Normally, you wouldn't take the function body as a formal statement, and would have a separate formal specification instead. In the example of increment, the formal specification is no simpler and no more useful than the implementation itself, but this is usually not the case.

Imagine e.g. that the following specification describes the desired behavior of a function f:

    f(x) <= √x  and  (f(x) + 1) > √x

The OS developer would write something the code below to implement this specification.

  int f(int x) {
    int r1 = 0;
    int r2 = 1;
    while (x >= r2) {
      r1++;
      r2 = r2 + r1 + r1 + 1;
    }
    return r1;
  }

Does this C implementation conform to the specification? It's not all that easy to tell. But if the program is actually correct, then Floyd-Hoare logic [1] allows you to go through the program line-by-line and produce a proof that for any integer i and variable x', the following holds:

  lemma f_implements_spec: "
    { valueOf(x') = i \<and> i > 0 }
    x' = f(x')
    { valueOf(x') <= \<sqrt>(i) \<and> valueOf(x') - 1 > \<sqrt>(i) }"

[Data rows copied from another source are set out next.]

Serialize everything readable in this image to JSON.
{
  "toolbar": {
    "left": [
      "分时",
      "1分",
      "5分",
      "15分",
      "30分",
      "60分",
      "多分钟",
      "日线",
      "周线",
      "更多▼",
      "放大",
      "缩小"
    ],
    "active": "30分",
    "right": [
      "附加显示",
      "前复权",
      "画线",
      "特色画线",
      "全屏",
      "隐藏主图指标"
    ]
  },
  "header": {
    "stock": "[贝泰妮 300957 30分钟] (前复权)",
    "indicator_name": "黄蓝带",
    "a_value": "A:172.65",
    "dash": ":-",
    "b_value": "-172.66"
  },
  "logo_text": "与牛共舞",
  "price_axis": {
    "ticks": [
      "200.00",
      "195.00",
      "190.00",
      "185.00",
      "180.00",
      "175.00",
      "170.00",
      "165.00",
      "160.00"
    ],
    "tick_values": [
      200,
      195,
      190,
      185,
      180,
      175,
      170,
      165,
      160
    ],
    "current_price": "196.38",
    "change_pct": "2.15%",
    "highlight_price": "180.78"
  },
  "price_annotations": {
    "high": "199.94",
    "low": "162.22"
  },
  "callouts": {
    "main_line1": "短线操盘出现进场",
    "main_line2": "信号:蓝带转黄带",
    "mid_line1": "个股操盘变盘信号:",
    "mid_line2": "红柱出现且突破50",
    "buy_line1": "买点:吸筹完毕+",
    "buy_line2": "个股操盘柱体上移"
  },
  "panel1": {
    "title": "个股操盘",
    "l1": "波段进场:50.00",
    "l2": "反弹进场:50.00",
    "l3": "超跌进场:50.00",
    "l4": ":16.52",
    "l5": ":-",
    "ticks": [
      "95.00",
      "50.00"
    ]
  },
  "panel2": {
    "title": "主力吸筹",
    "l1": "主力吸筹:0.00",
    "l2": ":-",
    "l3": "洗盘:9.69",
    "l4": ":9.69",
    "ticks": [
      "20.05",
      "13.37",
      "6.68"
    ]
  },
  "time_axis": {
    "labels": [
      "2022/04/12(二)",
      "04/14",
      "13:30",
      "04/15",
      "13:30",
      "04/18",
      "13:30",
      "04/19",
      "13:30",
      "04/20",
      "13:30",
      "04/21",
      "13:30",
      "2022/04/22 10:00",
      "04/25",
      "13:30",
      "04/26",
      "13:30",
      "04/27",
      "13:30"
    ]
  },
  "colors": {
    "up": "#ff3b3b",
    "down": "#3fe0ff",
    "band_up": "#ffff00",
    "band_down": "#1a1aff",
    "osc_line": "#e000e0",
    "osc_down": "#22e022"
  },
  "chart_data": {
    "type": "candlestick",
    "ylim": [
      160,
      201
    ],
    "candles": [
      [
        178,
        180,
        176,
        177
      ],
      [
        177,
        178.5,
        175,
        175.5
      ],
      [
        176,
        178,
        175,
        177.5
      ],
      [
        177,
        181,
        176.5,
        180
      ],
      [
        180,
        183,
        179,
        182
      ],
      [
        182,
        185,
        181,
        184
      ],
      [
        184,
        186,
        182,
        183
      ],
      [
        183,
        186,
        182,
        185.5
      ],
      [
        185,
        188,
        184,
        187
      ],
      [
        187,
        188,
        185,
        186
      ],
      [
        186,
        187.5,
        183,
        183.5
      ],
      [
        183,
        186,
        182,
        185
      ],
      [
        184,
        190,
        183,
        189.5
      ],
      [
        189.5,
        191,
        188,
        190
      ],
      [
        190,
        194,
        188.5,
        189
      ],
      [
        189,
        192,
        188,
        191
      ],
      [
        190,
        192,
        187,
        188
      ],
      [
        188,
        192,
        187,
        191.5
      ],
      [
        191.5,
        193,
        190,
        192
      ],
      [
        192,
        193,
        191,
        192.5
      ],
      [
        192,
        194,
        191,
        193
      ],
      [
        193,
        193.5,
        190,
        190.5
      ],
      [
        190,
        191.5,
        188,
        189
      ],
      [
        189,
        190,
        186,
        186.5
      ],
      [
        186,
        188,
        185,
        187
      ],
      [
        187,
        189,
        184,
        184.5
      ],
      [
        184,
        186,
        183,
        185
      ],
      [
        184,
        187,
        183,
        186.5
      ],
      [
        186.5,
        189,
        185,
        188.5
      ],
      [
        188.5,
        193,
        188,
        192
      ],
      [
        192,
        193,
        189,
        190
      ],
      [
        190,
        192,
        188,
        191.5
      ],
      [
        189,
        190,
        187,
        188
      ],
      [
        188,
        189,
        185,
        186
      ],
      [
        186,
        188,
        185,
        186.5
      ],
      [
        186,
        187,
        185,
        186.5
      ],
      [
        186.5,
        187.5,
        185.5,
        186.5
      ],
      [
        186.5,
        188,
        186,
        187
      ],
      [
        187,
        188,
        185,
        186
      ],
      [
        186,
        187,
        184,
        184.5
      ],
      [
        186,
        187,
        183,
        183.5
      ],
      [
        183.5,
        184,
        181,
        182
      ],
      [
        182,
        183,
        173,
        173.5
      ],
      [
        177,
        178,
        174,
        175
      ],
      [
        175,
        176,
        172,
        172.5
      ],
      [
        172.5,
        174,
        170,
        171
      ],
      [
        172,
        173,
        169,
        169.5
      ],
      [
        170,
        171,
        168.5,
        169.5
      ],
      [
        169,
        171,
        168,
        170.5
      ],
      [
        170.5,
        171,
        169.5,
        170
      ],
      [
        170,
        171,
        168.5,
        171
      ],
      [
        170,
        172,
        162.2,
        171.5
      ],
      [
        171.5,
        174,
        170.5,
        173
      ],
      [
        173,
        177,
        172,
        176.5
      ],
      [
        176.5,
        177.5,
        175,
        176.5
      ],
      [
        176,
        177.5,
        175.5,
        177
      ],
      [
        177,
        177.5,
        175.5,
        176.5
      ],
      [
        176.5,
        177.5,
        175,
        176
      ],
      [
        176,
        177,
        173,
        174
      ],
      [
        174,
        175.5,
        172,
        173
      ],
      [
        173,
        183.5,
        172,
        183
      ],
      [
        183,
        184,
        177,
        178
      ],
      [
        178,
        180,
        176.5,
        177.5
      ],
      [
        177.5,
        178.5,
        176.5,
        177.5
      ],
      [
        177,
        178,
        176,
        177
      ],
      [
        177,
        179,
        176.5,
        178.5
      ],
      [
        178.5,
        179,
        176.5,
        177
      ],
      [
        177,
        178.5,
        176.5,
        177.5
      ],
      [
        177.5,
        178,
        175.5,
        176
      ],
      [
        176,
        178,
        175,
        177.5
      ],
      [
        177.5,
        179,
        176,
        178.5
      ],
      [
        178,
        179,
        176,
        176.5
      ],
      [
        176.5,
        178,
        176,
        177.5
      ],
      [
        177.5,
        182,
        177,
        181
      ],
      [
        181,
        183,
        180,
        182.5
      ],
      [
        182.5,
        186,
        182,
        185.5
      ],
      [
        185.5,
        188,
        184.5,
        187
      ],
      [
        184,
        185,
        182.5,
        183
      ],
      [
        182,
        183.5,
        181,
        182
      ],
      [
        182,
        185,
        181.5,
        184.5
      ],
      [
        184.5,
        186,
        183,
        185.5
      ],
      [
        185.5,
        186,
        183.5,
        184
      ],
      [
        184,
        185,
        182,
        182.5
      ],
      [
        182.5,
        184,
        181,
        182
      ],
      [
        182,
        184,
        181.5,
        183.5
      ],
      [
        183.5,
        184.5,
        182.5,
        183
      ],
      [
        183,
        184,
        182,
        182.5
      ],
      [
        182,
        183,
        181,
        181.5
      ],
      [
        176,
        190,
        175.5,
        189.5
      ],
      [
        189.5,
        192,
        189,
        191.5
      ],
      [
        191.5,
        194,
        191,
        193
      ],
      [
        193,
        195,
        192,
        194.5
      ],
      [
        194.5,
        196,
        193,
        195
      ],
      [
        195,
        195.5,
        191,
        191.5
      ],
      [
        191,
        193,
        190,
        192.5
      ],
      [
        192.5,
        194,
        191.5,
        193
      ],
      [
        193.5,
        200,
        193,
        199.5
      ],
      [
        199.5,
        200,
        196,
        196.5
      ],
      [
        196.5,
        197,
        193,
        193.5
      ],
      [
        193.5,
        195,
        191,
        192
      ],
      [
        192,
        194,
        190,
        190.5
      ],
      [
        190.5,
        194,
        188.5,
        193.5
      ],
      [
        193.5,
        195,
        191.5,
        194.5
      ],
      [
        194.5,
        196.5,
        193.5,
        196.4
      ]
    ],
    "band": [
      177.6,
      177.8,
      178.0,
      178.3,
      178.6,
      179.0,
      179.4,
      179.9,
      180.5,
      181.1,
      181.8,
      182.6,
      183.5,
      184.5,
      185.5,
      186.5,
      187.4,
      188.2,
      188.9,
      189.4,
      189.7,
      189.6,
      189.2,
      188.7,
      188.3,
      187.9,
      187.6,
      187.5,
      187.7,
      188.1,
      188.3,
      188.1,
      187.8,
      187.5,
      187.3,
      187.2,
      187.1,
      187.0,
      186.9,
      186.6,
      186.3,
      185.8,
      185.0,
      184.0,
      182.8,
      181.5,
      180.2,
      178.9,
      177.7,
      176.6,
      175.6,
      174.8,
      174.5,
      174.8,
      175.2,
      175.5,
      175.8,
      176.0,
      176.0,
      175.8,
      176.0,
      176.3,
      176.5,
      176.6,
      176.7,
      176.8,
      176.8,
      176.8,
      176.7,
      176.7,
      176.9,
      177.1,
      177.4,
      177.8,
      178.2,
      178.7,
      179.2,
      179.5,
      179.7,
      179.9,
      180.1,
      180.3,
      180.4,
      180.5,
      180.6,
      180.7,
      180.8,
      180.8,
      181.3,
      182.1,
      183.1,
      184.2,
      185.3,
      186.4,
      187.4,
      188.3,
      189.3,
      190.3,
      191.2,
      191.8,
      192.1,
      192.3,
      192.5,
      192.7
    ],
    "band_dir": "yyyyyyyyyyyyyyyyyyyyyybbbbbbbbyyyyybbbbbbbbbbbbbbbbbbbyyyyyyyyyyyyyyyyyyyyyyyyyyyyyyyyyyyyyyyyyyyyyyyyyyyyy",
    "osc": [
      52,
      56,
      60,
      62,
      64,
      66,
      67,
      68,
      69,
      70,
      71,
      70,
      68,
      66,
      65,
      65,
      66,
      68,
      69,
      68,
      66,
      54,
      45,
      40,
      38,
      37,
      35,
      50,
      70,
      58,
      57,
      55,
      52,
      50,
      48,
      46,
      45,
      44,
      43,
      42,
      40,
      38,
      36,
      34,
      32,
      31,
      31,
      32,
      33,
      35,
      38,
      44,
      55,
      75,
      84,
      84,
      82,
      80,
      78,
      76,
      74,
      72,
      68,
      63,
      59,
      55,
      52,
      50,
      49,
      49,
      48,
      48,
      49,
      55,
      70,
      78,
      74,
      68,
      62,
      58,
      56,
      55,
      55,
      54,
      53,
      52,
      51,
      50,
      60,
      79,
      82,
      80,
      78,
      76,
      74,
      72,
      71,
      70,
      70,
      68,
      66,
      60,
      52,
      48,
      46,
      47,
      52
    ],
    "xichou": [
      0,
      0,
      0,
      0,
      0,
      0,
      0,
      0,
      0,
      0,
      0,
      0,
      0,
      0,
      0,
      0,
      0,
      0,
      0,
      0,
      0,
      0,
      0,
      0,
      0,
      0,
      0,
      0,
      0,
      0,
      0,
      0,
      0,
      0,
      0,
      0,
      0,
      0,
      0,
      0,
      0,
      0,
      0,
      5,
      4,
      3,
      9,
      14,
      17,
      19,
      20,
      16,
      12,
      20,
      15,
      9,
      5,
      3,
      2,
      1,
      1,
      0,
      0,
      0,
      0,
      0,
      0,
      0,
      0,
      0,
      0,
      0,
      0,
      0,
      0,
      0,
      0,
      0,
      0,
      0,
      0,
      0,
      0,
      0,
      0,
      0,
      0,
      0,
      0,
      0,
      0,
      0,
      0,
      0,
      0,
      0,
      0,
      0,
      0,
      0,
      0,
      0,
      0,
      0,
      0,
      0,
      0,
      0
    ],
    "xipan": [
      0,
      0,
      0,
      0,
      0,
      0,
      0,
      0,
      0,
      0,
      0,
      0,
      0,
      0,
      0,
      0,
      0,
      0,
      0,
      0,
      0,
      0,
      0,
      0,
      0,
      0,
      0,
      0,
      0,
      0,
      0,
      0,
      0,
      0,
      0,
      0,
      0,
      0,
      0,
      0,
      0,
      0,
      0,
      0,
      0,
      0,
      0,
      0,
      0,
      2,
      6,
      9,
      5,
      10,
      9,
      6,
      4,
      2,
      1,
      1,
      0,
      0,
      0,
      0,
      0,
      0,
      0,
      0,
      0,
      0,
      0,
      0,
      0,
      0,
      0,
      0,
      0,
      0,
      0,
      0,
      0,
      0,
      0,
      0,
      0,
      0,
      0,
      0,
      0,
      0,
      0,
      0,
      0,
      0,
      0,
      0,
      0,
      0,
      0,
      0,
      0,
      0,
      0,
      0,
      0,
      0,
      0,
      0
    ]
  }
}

meaning that if the statement x'=f(x') is ever executed in an environment where x' has an integer value i > 0, then after this line is executed, the result stored in x' will satisfy the specification above.

[1] https://en.wikipedia.org/wiki/Hoare_logic

Here's a specification of an increment function in Isabelle/HOL, the theorem prover used for SeL4, plus some other random lemmas about it:

    theory Scratch
      imports Main
    begin

    fun increment :: "int ⇒ int" where 
    "increment x = x + 1"

    lemma increment_increments:
      shows "increment x = x + 1"
      by simp

    lemma double_increment_adds_two:
      shows "increment (increment x) = x + 2"
      by simp

    lemma increment_sub_1_is_x:
      shows "increment x - 1 = x"
      by simp

If you take the original code as the formal statement, how could it ever be wrong?